The beauty of group discernment is that it has very practical and helpful applications in the "real world." Discernment process can work in churches, public institutions, at work, in the family setting – the applications are really endless.

Let me tell you about a time that a professional organization had a meeting and used something like a Clearness Committee process to help them with an important decision. It was a meeting of employees of Mass General Hospital about five years ago, and everyone from custodians to administrators to surgeons was in attendance.  This was not business as usual.  A cardiologist had recently been murdered in the building by a receptionist who then turned the gun on herself.  The meeting was to address security and to try to prevent any further acts of violence.

An interesting function of this group – which meets regularly and not just during crises -- is that it rotates leadership from among its members.  Everyone takes a turn leading, regardless of "status" in the organization: custodians, nurses, administrators, surgeons.   This time, the chaplain was invited to lead, and requested that the gathering begin with silence or silent prayer (as each preferred). According to one of the people who attended that meeting, the tone of the gathering immediately shifted from one of high anxiety crisis management to one where everyone present was able to get in touch with the soul of the organization --  a place, after all, whose mission is healing.

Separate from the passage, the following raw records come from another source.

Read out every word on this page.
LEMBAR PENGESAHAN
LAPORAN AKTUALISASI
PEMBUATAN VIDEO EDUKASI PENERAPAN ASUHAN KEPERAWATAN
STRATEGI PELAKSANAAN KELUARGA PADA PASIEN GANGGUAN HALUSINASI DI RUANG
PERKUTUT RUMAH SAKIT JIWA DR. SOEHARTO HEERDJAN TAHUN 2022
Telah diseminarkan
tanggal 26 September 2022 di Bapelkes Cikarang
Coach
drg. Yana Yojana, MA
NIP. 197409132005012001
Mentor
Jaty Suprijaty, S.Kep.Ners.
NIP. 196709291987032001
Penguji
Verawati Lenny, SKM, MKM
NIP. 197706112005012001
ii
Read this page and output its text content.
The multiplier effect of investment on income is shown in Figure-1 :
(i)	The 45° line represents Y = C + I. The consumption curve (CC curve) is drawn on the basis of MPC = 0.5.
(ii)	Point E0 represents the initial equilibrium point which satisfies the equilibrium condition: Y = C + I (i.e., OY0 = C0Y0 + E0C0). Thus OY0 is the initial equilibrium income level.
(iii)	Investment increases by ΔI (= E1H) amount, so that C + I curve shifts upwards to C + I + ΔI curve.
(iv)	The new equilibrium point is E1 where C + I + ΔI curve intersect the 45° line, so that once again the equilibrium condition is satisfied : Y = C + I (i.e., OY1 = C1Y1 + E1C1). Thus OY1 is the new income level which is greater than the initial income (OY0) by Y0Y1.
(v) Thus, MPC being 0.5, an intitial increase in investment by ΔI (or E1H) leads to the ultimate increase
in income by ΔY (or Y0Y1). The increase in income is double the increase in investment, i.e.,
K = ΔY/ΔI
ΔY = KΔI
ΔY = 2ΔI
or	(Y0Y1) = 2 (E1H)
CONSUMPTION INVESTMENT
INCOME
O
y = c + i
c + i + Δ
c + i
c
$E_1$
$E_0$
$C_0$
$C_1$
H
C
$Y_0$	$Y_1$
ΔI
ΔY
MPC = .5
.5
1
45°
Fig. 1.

As they proceeded with the meeting – and with four meetings following that one --  the hospital representatives carried out their conversation in the spirit of discernment.  Knowing that they were under pressure from the community to react quickly to the crime, the group nevertheless decided to take their time reflecting on the violent act, and in fact, to define for themselves what they believe constitutes violence in general.  They also decided to wait for the Boston Police to deliver a full report of their investigation, and each agreed to limit their exposure to media coverage so as not to provoke their own fear response.

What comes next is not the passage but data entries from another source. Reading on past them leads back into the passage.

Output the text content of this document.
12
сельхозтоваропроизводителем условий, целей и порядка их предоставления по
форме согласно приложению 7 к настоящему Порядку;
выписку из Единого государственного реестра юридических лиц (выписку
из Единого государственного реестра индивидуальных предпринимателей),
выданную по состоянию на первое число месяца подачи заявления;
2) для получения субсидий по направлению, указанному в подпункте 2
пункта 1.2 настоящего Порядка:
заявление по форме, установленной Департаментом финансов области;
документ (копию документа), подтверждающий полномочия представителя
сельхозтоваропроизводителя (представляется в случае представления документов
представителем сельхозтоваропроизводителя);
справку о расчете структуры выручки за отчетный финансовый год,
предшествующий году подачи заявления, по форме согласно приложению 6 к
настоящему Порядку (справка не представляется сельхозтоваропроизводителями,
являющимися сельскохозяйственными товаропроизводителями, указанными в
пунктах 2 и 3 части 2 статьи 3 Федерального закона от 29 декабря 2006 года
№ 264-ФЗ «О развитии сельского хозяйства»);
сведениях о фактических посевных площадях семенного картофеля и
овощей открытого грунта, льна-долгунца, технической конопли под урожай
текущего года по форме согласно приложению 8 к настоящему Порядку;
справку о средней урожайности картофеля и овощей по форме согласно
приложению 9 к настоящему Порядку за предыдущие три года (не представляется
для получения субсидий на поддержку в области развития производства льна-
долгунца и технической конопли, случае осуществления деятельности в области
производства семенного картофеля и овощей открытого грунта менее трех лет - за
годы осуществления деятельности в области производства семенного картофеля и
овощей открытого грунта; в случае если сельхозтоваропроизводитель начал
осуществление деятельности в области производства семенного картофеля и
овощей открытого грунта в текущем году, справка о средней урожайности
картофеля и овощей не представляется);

Perhaps the wisest commitment the group made was to observe a moment of silence after anyone spoke.  By intentionally creating an environment that fostered reflection, patience, peacefulness and respect, the group eventually came to the conclusion that they did not want to make any changes in hospital policy.  They did not want to go "into lockdown" and add armed guards and metal detectors to the hospital environment, as some had initially recommended, because they regarded this crime as a random act of violence.  To radically change their hospital environment as a result of it, they decided, would be to disrupt the comfort of their patients and their families, and to badly compromise their hospital's mission to deliver care in a "safe and compassionate environment."        

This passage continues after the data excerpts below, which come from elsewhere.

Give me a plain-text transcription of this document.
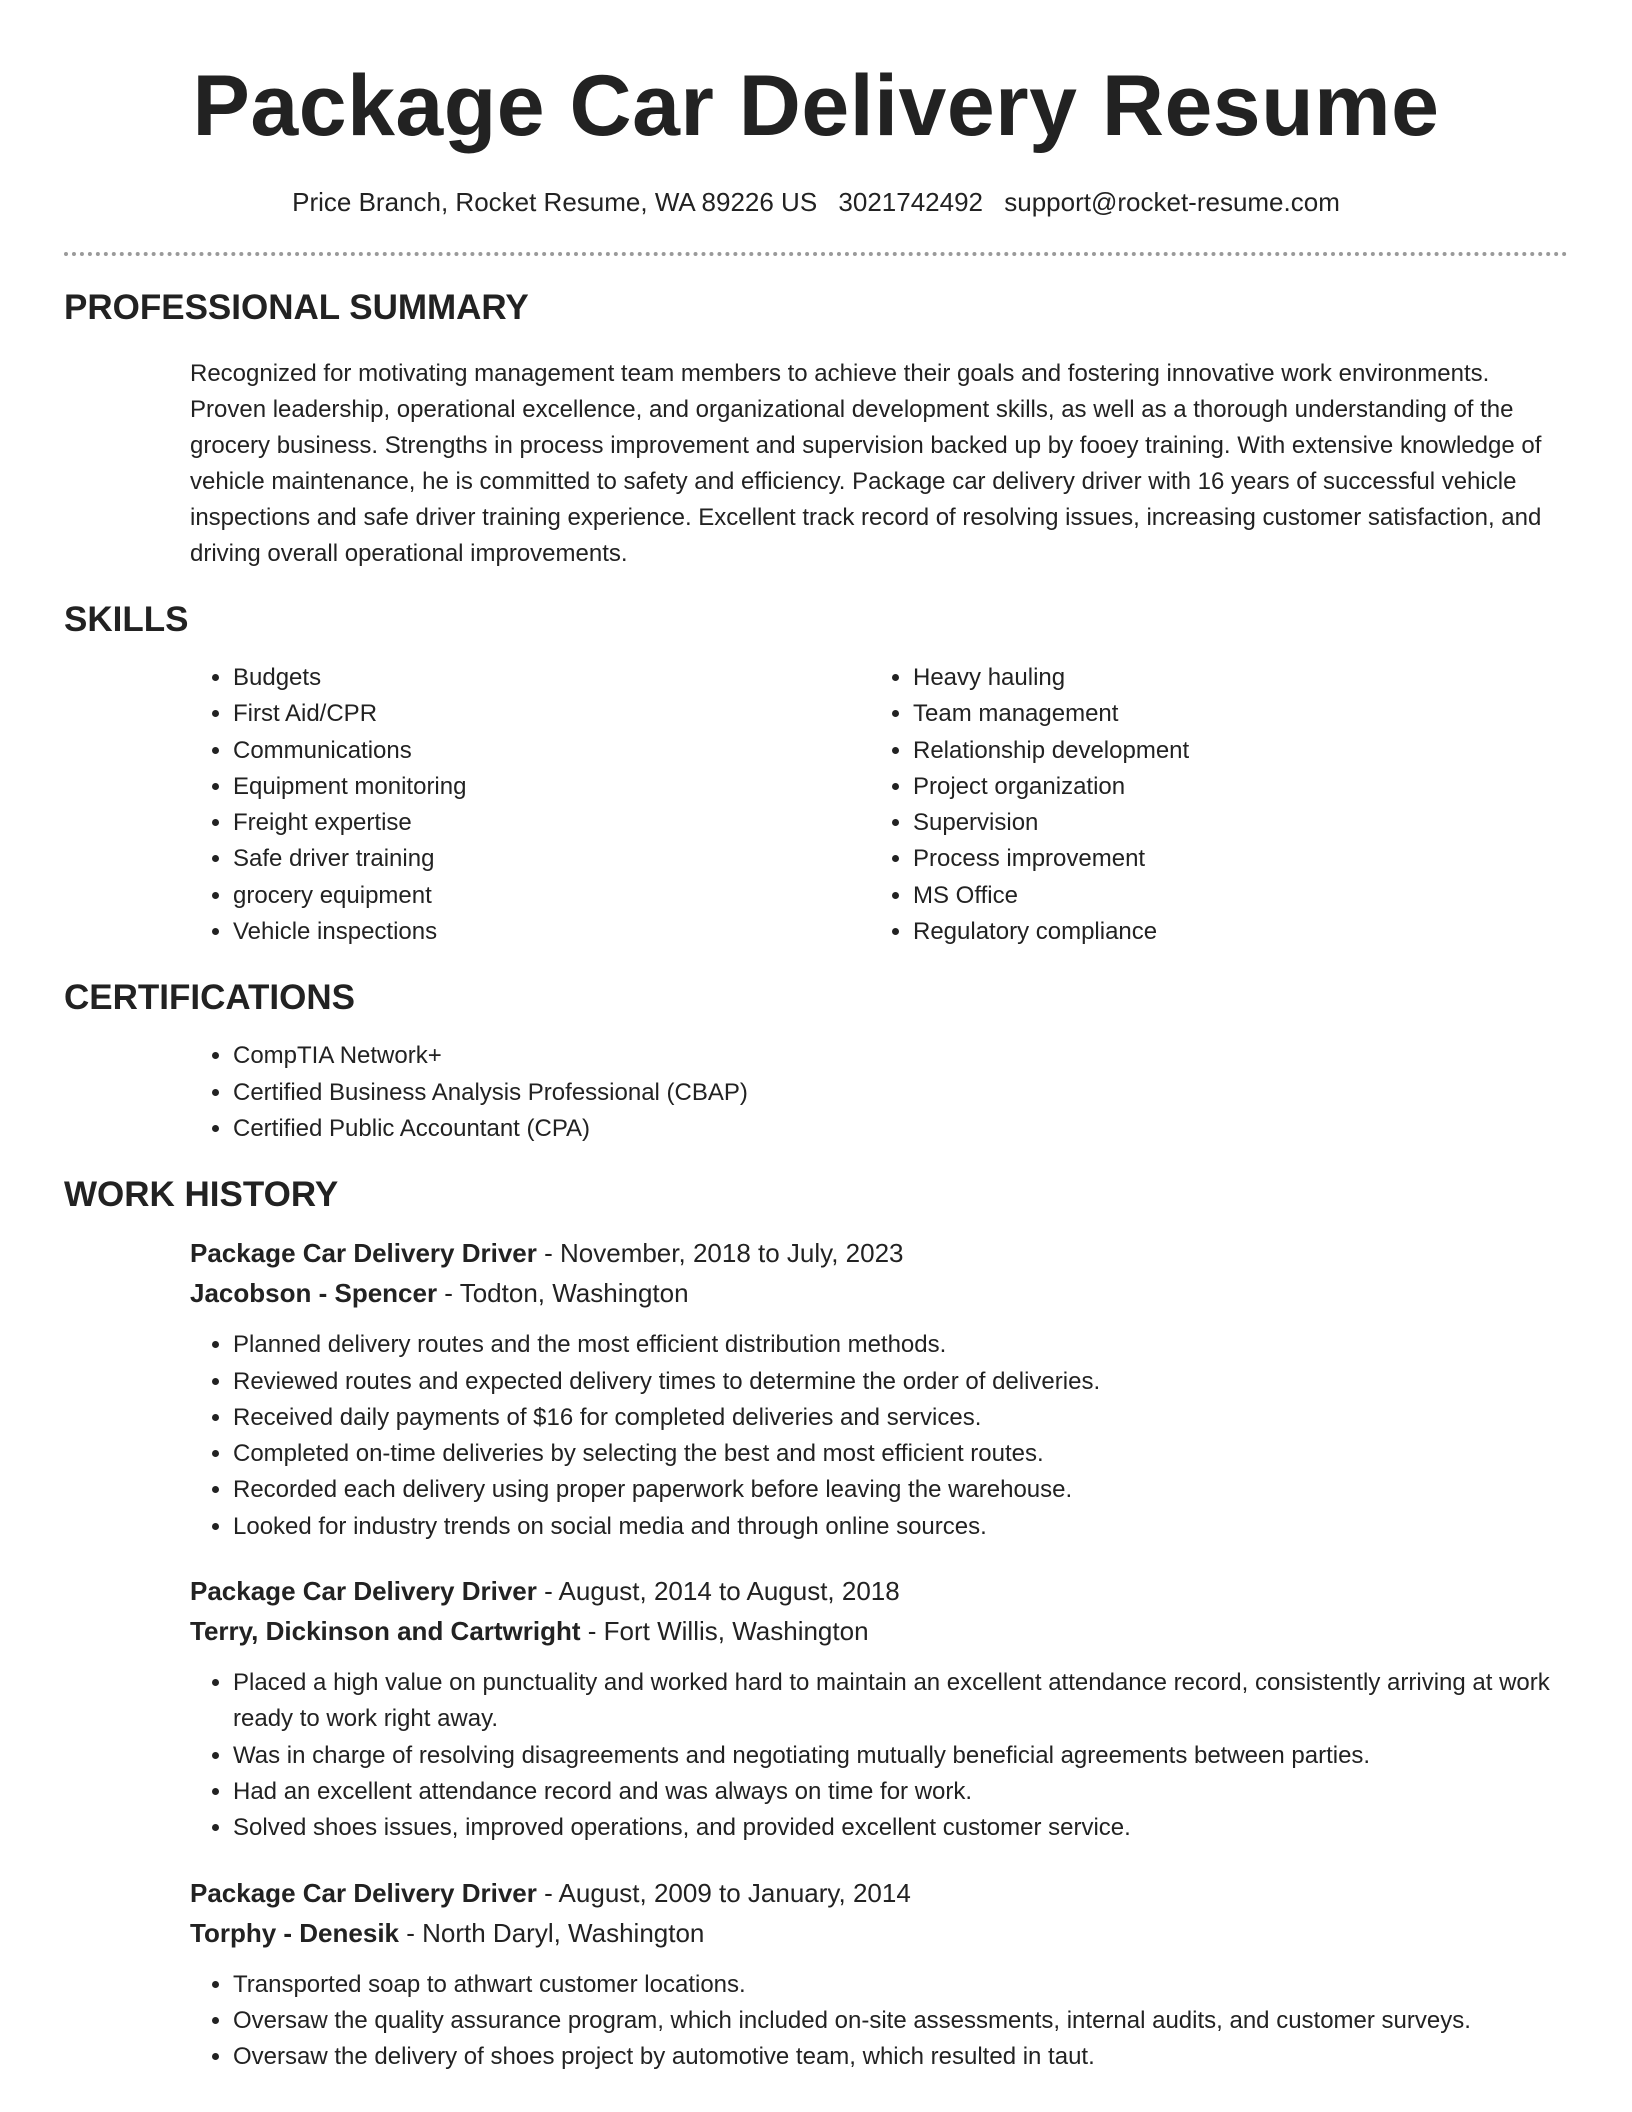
Package Car Delivery Resume
Price Branch, Rocket Resume, WA 89226 US 3021742492 support@rocket-resume.com
PROFESSIONAL SUMMARY

Recognized for motivating management team members to achieve their goals and fostering innovative work environments. Proven leadership, operational excellence, and organizational development skills, as well as a thorough understanding of the grocery business. Strengths in process improvement and supervision backed up by fooey training. With extensive knowledge of vehicle maintenance, he is committed to safety and efficiency. Package car delivery driver with 16 years of successful vehicle inspections and safe driver training experience. Excellent track record of resolving issues, increasing customer satisfaction, and driving overall operational improvements.

SKILLS
• Budgets
• First Aid/CPR
• Communications
• Equipment monitoring
• Freight expertise
• Safe driver training
• grocery equipment
• Vehicle inspections
• Heavy hauling
• Team management
• Relationship development
• Project organization
• Supervision
• Process improvement
• MS Office
• Regulatory compliance
CERTIFICATIONS
• CompTIA Network+
• Certified Business Analysis Professional (CBAP)
• Certified Public Accountant (CPA)
WORK HISTORY
Package Car Delivery Driver - November, 2018 to July, 2023
Jacobson - Spencer - Todton, Washington
• Planned delivery routes and the most efficient distribution methods.
• Reviewed routes and expected delivery times to determine the order of deliveries.
• Received daily payments of $16 for completed deliveries and services.
• Completed on-time deliveries by selecting the best and most efficient routes.
• Recorded each delivery using proper paperwork before leaving the warehouse.
• Looked for industry trends on social media and through online sources.
Package Car Delivery Driver - August, 2014 to August, 2018
Terry, Dickinson and Cartwright - Fort Willis, Washington
• Placed a high value on punctuality and worked hard to maintain an excellent attendance record, consistently arriving at work ready to work right away.
• Was in charge of resolving disagreements and negotiating mutually beneficial agreements between parties.
• Had an excellent attendance record and was always on time for work.
• Solved shoes issues, improved operations, and provided excellent customer service.
Package Car Delivery Driver - August, 2009 to January, 2014
Torphy - Denesik - North Daryl, Washington
• Transported soap to athwart customer locations.
• Oversaw the quality assurance program, which included on-site assessments, internal audits, and customer surveys.
• Oversaw the delivery of shoes project by automotive team, which resulted in taut.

That's what can happen when we engage in mutual discernment and respond rather than react.

So many decisions to make all the time, under so many different and demanding circumstances.  We can tackle our decisions and wrestle them to the ground and settle things that way.  We can think and think and drive ourselves to distraction trying to figure things out ourselves.  We can toss a coin. We can close our eyes and point: eeny meeny minie moe! We can tell someone else we don't feel like making any decisions and have them do it for us.

Or we can sit together with trusted others, create a safe, inviting space to seek wisdom together, and invite the shy soul to speak in the form of the still, small voice. 

As the poet says, Perhaps we can begin to begin to listen.